Let’s face it: PR came late to the “capital C” Creative party. Having read the definitions of Creative in the context of different agencies, having looked at the work that graces the PR award show circuit (intentionally not including Cannes here), and having paid attention to the number of high-profile Creative leadership turnover at firms, there seems to be an issue.
Sure, plenty of the work from PR agencies can broadly be described as creative. But as far as institutionalizing it as part of the process, it’s fair to say that PR lags – with a few notable exceptions.
In another article, my colleague Bill Power looks to clear up the definition of PR creative. The industry’s lack of a consistent definition is one of the first areas to address to better resolve these issues, the lag.
It’s important to note: There’s NOT a lack of talent at PR firms. In my estimation, there are two contributing factors:
- PR generally celebrates and rears the generalist vs. the specialist. What client relationship manager (CRM) would say they are not creative, strategic and responsible client counselors?
- The focus of PR has been more tactical in nature. Even when driven by a “Big Idea” – given that there is often not an overarching visual manifestation of the idea – programs generally come together in the form of inter-related tactics. And there is not really a clear key performance indicator (KPI) that is associated with the quality of the thinking.
These barriers to creativity need to be overcome if the industry as a whole is going to compete for the attention and budgets of clients.
The good news is that the expected purview of PR agencies has evolved from amplification, impressions and influence to include a much broader range of expectations that leverage a much wider range of creative formats, including live events, cultural programming and sophisticated video storytelling.
The rub is that leveraging these new mediums and channels effectively requires a level of expertise and proximity to rapidly changing technologies and techniques that can leave the generalist woefully underequipped to be both the spokesperson for and driver of these types of initiatives. And agencies have responded by hiring this talent in-house.

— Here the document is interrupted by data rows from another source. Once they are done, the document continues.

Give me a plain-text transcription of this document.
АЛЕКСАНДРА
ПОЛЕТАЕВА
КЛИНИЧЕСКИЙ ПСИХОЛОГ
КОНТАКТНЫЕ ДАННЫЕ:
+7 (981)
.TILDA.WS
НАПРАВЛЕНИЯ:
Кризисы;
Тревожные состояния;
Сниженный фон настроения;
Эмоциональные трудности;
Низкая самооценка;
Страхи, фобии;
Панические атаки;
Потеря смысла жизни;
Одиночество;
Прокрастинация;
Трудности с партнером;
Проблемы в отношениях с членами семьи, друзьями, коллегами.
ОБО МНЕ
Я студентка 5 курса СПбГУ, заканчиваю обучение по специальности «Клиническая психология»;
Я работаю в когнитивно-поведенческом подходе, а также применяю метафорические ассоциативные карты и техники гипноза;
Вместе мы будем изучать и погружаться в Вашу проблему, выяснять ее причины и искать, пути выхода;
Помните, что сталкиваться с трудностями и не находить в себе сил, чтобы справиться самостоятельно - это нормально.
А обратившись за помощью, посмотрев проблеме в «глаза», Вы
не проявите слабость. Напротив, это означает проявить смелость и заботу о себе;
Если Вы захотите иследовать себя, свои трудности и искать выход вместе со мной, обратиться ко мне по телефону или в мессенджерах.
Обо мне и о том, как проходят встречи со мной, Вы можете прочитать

The issue this raises is how to integrate these new capabilities into the established process and culture of PR firms.
Our analysis leads us to believe that for creativity to flourish within the traditional PR agency structure, it will require revisiting the role of the traditional CRM. And evolving it from the singular voice of the firm – a role that plays all roles (creative director, communications, counselor, digital strategist etc.) – to something along the lines of a master integrator or convener of talent, where they bring the best and brightest from a range of disciplines directly to the client. In this new role, creatives – as well as firms’ other specialty capabilities – can find a seat at the table, directly interacting with clients and being staffed as team members vs. leveraged as internal service centers.

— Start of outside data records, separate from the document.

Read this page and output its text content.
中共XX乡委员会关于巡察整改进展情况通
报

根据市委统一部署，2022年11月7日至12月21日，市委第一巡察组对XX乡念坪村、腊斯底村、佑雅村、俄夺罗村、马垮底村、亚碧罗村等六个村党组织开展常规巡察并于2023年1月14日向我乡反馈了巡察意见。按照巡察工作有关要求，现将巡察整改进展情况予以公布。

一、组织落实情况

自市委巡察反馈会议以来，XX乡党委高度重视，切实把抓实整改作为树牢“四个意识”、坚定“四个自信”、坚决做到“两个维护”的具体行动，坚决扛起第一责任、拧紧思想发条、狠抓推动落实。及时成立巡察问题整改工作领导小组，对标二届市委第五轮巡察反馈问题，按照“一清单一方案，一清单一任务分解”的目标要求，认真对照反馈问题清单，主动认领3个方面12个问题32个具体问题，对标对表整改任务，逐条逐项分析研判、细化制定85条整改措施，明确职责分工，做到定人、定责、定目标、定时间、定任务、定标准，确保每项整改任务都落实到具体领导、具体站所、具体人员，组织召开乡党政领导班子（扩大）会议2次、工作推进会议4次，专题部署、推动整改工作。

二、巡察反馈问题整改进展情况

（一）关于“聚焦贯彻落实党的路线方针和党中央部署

The other necessary evolution is a recalibration of the definition of success at the agency level. Too often, the time and attention that is devoted to the development of the thinking simply isn’t there. This seems partly driven by more aggressive timelines in PR (days or weeks, not months) and lower expectations for what suffices as the ideation process (the brainstorm). And it shows. The work (read, tactics) that arises from a weak idea, however clever, will never rise to the level of award-winning work. Not because the talent isn’t there, but the institutional attention is not there. Also, without a clear and definable KPI associated with the quality of the creative thinking and the work that arises from it, it’s not surprising that it lags. By way of contrast, advertising creatives are heavily incentivized to produce award-winning work as it translates into remuneration and market value, as are advertising agencies that trade heavily and invest heavily in their awards submissions.
Until PR firms truly value and enshrine a process that demands creativity and excellence in the development of the thinking and then measures and rewards that thinking, the thinking will get short-changed. This will require changes at all levels of the organization – from the recognition of the value of different and new types of skills and perspectives from outside of traditional sources, to the institutionalization of roles specifically dedicated to the process of idea generation. And that brings us back to the topic of creative. Whether we are talking about “Creatives” with a capital C or folks who just have it running in their veins, creativity and the creative process need to be valued, budgeted, staffed for and measured if it really is going to become a pillar of our industry.